Никто не вправе приходить к нам на улицу Бьенфезанс, кроме священников, от которых мы получаем слепое благословение. Я охраняю улицу Бьенфезанс как сторожевой пес. Это сильнее меня. Это моя семья. Это выжжено каленым железом на моей коже. Ничего с собой не поделаешь. Я запираюсь у себя в спальне. В воздухе нарастает глухой гул. Он сталкивается со стеной, бьется о потолок. Отбойным молотком колотит меня по ушам. На этот раз я струхнула не на шутку. Открываю окно. Шум не проходит. Прохладный воздух заползает мне под свитер, покрывая ледяной коркой мою спину, взмокшую от пота. Может, все-таки это из-за ремонта у соседей сверху? С бабушкой нет смысла говорить, она просто отправит меня, как всегда, чистить уши. Спрошу лучше у дедушки. Для этого приходится оторвать его от святых-пресвятых трудов его праведных. Нет, никто из соседей не занимается ремонтом, закрой дверь, просит дедушка. Я возвращаюсь к себе в спальню. Гул продолжает нарастать, становится с каждой секундой все громче и громче. Меня всю трясет, с головы до пят. Мне вдруг страшно, мне очень страшно. Не смогу сдержаться, выдам себя. Все узнают о моем страхе. О том, что я боюсь какого-то дурацкого гула в ушах. Это Натали виновата. Бабуля зовет нас к ужину, но у меня нет сил подняться с кровати. Она кричит еще раз и еще. Ее голос приглушен плотной завесой повседневной суеты на кухне. Она открывает дверь, но я вижу ее словно в тумане. Я дрожу и не могу даже поднять глаза. Впервые в жизни я понимаю это выражение: не могу поднять глаза. Она спрашивает, что со мной. Я не в силах произнести ни слова в ответ. Она с озабоченным видом меряет мне температуру, нормальная, говорит, и дает мне сильное успокоительное. Семейный ужин проходит без меня. Мне мерещится, что я умираю. Перед моим затуманенным взором проносится Натали, она хохочет и убегает от меня, увлекая за собой весь наш класс. А я погружаюсь в глухую темноту.

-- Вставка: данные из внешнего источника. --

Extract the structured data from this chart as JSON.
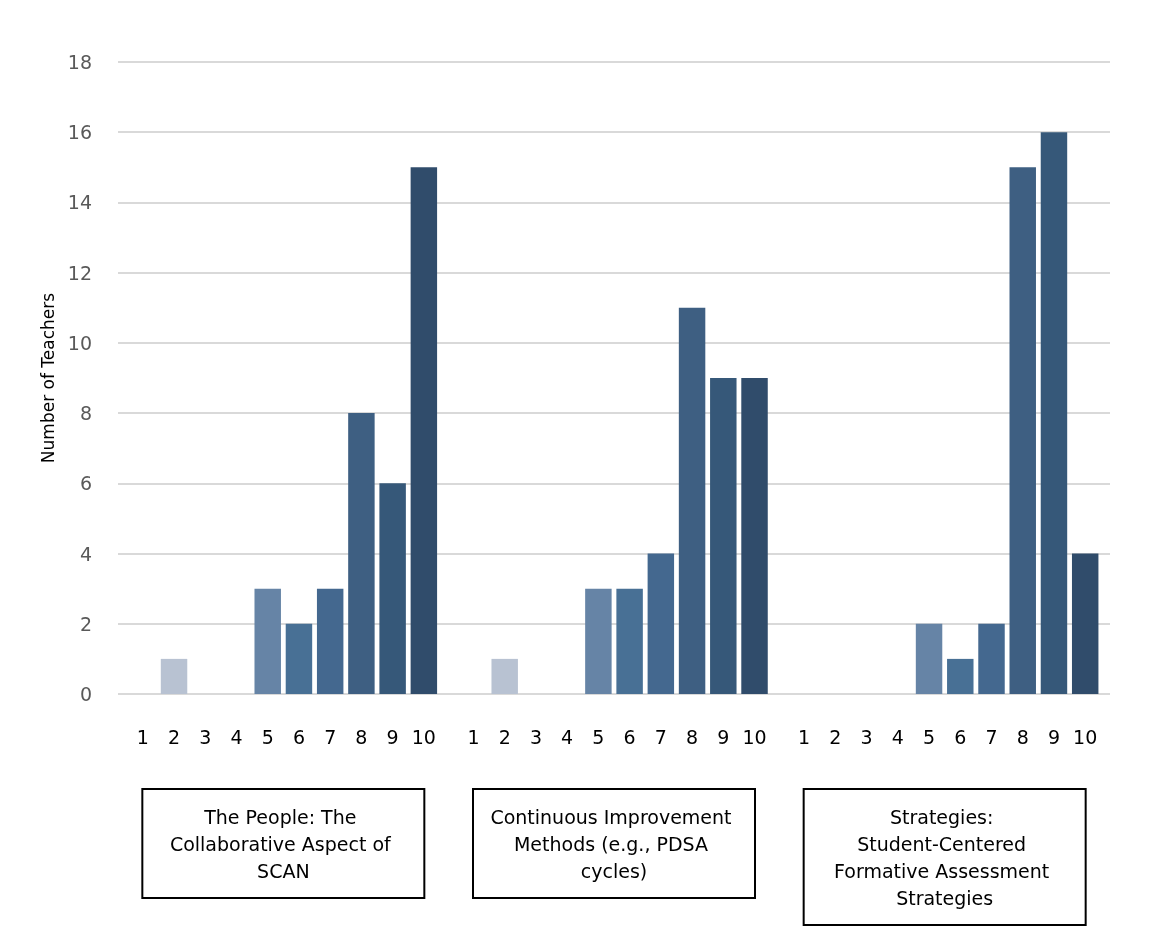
{
  "chart_data": {
    "type": "bar",
    "ylabel": "Number of Teachers",
    "categories": [
      "The People: The Collaborative Aspect of SCAN",
      "Continuous Improvement Methods (e.g., PDSA cycles)",
      "Strategies: Student-Centered Formative Assessment Strategies"
    ],
    "series": [
      {
        "name": "1",
        "values": [
          0,
          0,
          0
        ]
      },
      {
        "name": "2",
        "color": "#b8c2d2",
        "values": [
          1,
          1,
          0
        ]
      },
      {
        "name": "3",
        "values": [
          0,
          0,
          0
        ]
      },
      {
        "name": "4",
        "values": [
          0,
          0,
          0
        ]
      },
      {
        "name": "5",
        "color": "#6684a6",
        "values": [
          3,
          3,
          2
        ]
      },
      {
        "name": "6",
        "color": "#487095",
        "values": [
          2,
          3,
          1
        ]
      },
      {
        "name": "7",
        "color": "#44688f",
        "values": [
          3,
          4,
          2
        ]
      },
      {
        "name": "8",
        "color": "#3e5f82",
        "values": [
          8,
          11,
          15
        ]
      },
      {
        "name": "9",
        "color": "#365879",
        "values": [
          6,
          9,
          16
        ]
      },
      {
        "name": "10",
        "color": "#304c6b",
        "values": [
          15,
          9,
          4
        ]
      }
    ],
    "ylim": [
      0,
      18
    ],
    "yticks": [
      0,
      2,
      4,
      6,
      8,
      10,
      12,
      14,
      16,
      18
    ],
    "grid": "y",
    "legend": false
  }
}
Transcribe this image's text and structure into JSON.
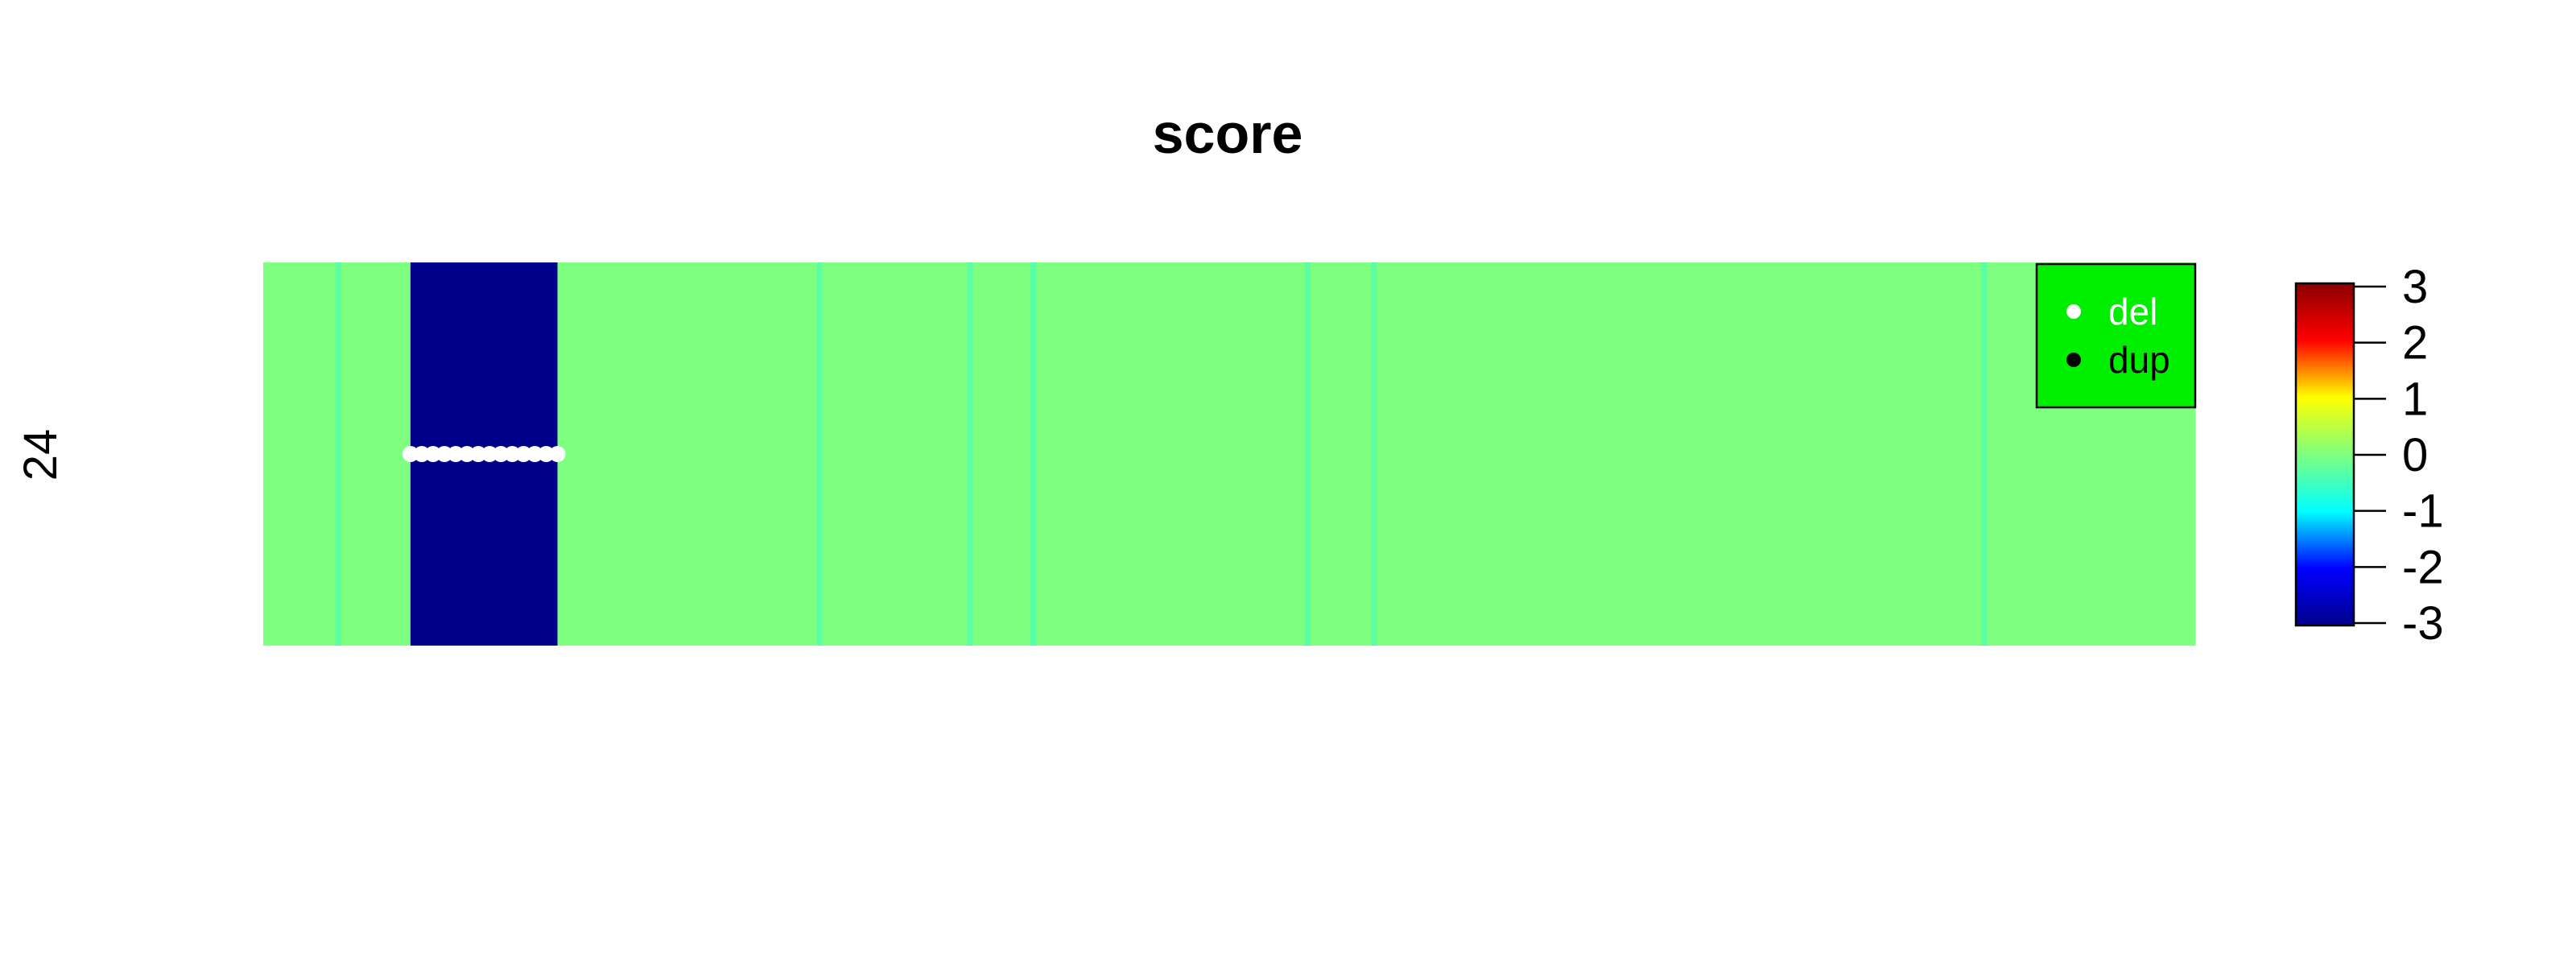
{
  "chart_data": {
    "type": "heatmap",
    "title": "score",
    "row_labels": [
      "24"
    ],
    "segments": [
      {
        "start": 0.0,
        "end": 0.0374,
        "score": 0.0
      },
      {
        "start": 0.0374,
        "end": 0.0403,
        "score": -0.3
      },
      {
        "start": 0.0403,
        "end": 0.0762,
        "score": 0.0
      },
      {
        "start": 0.0762,
        "end": 0.1523,
        "score": -3.0
      },
      {
        "start": 0.1523,
        "end": 0.2865,
        "score": 0.0
      },
      {
        "start": 0.2865,
        "end": 0.2894,
        "score": -0.3
      },
      {
        "start": 0.2894,
        "end": 0.3644,
        "score": 0.0
      },
      {
        "start": 0.3644,
        "end": 0.3673,
        "score": -0.3
      },
      {
        "start": 0.3673,
        "end": 0.3971,
        "score": 0.0
      },
      {
        "start": 0.3971,
        "end": 0.4,
        "score": -0.3
      },
      {
        "start": 0.4,
        "end": 0.5391,
        "score": 0.0
      },
      {
        "start": 0.5391,
        "end": 0.542,
        "score": -0.3
      },
      {
        "start": 0.542,
        "end": 0.5734,
        "score": 0.0
      },
      {
        "start": 0.5734,
        "end": 0.5763,
        "score": -0.3
      },
      {
        "start": 0.5763,
        "end": 0.8893,
        "score": 0.0
      },
      {
        "start": 0.8893,
        "end": 0.8922,
        "score": -0.3
      },
      {
        "start": 0.8922,
        "end": 1.0,
        "score": 0.0
      }
    ],
    "points": [
      {
        "series": "del",
        "x_from": 0.0762,
        "x_to": 0.1523,
        "count": 14
      }
    ],
    "legend": {
      "position": "top-right",
      "background": "#00ee00",
      "entries": [
        {
          "label": "del",
          "color": "#ffffff"
        },
        {
          "label": "dup",
          "color": "#000000"
        }
      ]
    },
    "colorbar": {
      "range": [
        -3,
        3
      ],
      "ticks": [
        3,
        2,
        1,
        0,
        -1,
        -2,
        -3
      ],
      "tick_labels": [
        "3",
        "2",
        "1",
        "0",
        "-1",
        "-2",
        "-3"
      ],
      "colors": [
        "#00008b",
        "#0000ff",
        "#00ffff",
        "#7fff7f",
        "#ffff00",
        "#ff0000",
        "#8b0000"
      ]
    },
    "grid": false
  }
}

На следующий день в школе я держусь от нее подальше. Избегаю даже глядеть в ее сторону. В сущности, наши роли поменялись. Теперь уж она молча поджидала меня на переменке, когда мы выбегали на школьный двор. А в классе положила мне в парту несколько марокканских безделушек: кожаный кошелёчек, тисненный золотом, браслет из розового коралла. И всё так же, не говоря ни слова. Я не привыкла, чтобы меня любили, и невольно вздрагивала, когда замечала очередной знак внимания с ее стороны. Я нутром чуяла опасность. Увы, Натали, с ее хитростью и упрямством, оказалась мне не по зубам. Она попросила меня помочь ей с заданием по математике. Какое коварство! Мы сели на одну из скамеек, что окаймляли дворик. Но я даже не успела прочитать условия задачи. Едва мы присели, как она резко повернулась ко мне и обняла так, что чуть не придушила на месте. Мы сидели, слившись в одну молчаливую статую, наши сердца бились так громко, что их звук отзывался в ушах. Вдруг, разжав объятия, она подскочила со скамейки и громко захохотала. «Ну что у тебя за физиономия, — воскликнула она, — ты похожа на лягушку!» Она смотрела на меня, прищурившись, как в ту нашу первую встречу, разве что еще нахальнее. Меня трясло в ознобе. «Почему ты молчишь, лягушка?» Я с трудом выдохнула: «А что мне надо тебе говорить?» Она хотела знать о болезни моей матери, о том, кем был мой отец. Она хотел знать все, что я пыталась скрыть от нее. Она не желала упустить ни малейшей детали. Она хотела, чтобы я страдала у нее на глазах. Может, я и умела страдать, но в беседах не была мастерицей. Этого она не могла понять. И лишь потому что я не могла увернуться от ее наглого взгляда, и потому что она обозвала меня лягушкой, и потому что я не могла не восхищаться ею, я, к своему великому удивлению, заговорила. Правда, я могла сказать всего ничего, лишь то ничего, что знала: про безмолвие моей матери и про смерть моего отца. Мой отец погиб на войне. Он был американским морским офицером. Его корабль назывался Maryland, если верить подписи под фотографией. Прозвенел звонок на урок. Вообще-то, и сказать было больше нечего.